L’Indonésie, est le projet sur lequel la culture sur brûlis est encore la plus largement utilisée par les agriculteurs. Ils défrichent de vastes étendues par les flammes et cette année n’a pas dérogé à la règle. Cependant nous avons pu observer un léger retard des feux cette année. Pour en connaître la cause, nous vous donnons rendez-vous dans le paragraphe suivant.
Une saison des pluies étonnante pour ne pas dire inquiétante !
Cette année, les feux ont du retard. Habituellement attendus en octobre ils ont été décalé suite à une saison sèche anormalement pluvieuse. Des conditions qui deviennent moins optimales pour brûler. Une aubaine me direz-vous ! Pas vraiment. Le recul des feux ne veut pas dire leur arrêt complet mais seulement un report.
L’arrivée tardive des feux provient d’une saison des pluies prématurée. Cela est dû à un phénomène appelé le « Tripple Dip » lié à El Nino. Il influence les conditions météorologiques et climatiques en Indonésie. Certaines régions connaissent une saison des pluies plus précoce et a pour effet d'augmenter les précipitations dans de nombreux endroits en Indonésie.

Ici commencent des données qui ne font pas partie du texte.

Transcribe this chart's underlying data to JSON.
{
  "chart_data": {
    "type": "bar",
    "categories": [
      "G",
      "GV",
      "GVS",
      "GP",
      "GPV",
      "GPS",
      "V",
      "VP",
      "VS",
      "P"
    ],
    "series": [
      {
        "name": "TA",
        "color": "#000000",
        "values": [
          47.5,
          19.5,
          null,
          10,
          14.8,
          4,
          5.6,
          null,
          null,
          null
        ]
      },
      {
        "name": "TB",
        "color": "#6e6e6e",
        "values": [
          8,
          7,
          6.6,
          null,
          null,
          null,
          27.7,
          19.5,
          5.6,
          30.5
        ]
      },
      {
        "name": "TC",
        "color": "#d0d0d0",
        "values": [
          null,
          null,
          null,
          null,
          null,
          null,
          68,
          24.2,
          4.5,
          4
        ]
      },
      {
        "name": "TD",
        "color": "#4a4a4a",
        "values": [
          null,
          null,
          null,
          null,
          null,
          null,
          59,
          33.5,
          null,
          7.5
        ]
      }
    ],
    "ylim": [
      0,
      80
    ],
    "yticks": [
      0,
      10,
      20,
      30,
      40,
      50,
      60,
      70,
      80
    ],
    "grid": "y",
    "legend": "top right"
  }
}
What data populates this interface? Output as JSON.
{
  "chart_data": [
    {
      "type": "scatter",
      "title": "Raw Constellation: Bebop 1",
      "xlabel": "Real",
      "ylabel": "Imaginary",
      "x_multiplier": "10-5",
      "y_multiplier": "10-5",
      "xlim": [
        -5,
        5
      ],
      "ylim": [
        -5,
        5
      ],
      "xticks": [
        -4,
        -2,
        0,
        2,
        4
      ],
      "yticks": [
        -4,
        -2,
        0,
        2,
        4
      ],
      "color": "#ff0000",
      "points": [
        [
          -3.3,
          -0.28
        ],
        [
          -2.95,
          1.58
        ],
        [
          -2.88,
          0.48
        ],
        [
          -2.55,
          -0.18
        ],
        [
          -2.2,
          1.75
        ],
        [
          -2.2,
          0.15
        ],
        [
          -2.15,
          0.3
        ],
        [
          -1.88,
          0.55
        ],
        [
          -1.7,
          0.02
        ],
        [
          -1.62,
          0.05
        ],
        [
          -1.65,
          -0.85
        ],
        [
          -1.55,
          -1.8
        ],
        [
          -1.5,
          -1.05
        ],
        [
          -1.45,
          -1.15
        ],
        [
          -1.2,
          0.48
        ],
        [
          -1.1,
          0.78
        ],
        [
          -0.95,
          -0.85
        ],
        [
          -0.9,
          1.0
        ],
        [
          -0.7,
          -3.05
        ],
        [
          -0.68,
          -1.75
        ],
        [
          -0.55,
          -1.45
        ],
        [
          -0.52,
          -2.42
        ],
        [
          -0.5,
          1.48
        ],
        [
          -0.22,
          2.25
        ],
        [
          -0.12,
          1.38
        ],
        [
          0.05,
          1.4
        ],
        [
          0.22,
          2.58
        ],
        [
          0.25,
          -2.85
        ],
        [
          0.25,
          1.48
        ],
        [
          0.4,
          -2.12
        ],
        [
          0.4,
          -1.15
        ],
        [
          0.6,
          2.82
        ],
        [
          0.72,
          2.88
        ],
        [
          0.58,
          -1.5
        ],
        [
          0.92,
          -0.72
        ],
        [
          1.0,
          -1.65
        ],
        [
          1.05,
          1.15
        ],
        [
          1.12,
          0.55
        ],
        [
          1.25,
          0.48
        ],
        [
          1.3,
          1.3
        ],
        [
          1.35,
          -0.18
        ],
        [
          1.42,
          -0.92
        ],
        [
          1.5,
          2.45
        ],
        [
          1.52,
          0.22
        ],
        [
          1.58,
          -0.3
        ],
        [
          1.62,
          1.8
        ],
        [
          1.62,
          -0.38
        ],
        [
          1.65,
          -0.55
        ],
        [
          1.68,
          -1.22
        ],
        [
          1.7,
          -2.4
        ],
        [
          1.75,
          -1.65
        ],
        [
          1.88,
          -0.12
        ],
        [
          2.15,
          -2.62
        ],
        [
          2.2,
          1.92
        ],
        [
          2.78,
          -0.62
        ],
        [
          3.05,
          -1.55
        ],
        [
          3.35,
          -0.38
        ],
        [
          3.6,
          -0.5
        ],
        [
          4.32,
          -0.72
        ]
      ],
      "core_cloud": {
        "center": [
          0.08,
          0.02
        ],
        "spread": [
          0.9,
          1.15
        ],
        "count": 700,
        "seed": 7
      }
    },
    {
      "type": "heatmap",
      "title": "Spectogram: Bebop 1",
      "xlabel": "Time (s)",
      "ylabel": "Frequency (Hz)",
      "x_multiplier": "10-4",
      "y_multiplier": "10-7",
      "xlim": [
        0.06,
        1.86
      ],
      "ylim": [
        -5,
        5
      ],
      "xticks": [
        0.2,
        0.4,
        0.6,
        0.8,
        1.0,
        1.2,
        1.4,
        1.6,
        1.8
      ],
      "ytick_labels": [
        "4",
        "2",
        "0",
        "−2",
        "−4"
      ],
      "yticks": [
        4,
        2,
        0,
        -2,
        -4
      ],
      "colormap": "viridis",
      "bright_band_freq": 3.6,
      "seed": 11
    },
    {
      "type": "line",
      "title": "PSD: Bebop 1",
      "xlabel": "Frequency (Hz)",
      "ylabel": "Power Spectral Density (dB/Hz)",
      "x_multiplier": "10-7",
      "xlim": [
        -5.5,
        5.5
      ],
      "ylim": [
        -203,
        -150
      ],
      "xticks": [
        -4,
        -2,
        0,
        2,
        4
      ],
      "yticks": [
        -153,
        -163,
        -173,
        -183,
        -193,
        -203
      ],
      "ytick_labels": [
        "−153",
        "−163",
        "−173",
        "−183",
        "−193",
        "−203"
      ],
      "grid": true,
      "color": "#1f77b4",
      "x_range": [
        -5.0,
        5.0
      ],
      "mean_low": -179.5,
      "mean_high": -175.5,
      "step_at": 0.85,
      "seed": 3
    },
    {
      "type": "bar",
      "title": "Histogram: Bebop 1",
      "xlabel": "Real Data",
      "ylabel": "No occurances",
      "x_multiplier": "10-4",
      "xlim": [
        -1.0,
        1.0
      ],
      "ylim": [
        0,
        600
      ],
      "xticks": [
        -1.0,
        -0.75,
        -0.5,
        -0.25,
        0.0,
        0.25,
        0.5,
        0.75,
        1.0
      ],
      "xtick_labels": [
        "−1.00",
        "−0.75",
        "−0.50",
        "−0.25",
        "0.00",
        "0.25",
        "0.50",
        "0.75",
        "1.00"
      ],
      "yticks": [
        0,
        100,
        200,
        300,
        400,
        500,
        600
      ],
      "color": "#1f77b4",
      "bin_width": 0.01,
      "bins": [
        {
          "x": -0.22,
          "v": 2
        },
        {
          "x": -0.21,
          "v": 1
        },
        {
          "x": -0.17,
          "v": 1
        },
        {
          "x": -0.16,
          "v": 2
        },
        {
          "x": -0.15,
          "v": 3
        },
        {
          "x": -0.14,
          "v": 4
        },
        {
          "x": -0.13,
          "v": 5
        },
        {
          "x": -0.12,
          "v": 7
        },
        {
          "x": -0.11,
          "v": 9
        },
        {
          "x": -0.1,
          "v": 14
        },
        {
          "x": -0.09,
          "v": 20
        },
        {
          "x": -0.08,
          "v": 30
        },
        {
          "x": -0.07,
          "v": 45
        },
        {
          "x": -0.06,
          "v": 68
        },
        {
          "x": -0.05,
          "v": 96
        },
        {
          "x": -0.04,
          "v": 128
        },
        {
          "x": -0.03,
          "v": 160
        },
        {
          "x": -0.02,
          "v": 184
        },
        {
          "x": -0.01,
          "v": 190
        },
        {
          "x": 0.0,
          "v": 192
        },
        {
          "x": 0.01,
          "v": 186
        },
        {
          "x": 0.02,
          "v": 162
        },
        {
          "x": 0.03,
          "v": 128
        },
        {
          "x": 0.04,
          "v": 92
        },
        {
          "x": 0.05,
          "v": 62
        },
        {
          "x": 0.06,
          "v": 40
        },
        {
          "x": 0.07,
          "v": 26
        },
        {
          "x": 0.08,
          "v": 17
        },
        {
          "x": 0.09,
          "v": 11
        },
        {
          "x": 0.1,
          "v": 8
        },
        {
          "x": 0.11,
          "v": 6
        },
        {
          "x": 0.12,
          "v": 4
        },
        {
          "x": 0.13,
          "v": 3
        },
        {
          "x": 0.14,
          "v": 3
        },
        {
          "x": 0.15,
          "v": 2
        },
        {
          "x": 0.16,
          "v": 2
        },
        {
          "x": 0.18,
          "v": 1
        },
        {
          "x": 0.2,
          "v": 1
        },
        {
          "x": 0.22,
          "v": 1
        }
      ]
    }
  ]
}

La pluie est un élément essentiel pour le bon déroulement de la production agricole. Le calendrier agricole est rythmé au millimètre : entre avril et octobre une saison sèche et entre novembre et mars une saison des pluies. Le noyau dur, de la saison des pluies, qui correspond lui à la saison de plantation, est de décembre à mars. Pour les agriculteurs ces 4 mois de travail intenses permettent de pérenniser leurs cultures pour l’année.
Ce dérèglement météorologique nécessite pour les paysans une préparation accélérée des parcelles agricoles. Il entraîne aussi des arrêts intempestifs de la pluie en pleine saison stoppant le travail des paysans et de fortes carences alimentaires au niveau de la population. Depuis 3 semaines, en pleine saison de plantation, il ne pleut plus sur notre zone d’intervention à Nginamanu. Comme il fait trop sec, les plants en sachets sont arrosés par les bénéficiaires en attendant la plantation. Nous prévoyons un budget spécial "arrosage par les bénéficiaires en attente de plantation" pour l’année à venir afin d’anticiper le renouvellement du phénomène. Notre objectif sera, surtout que les jeunes plants livrés ne meurent pas par manque d'eau.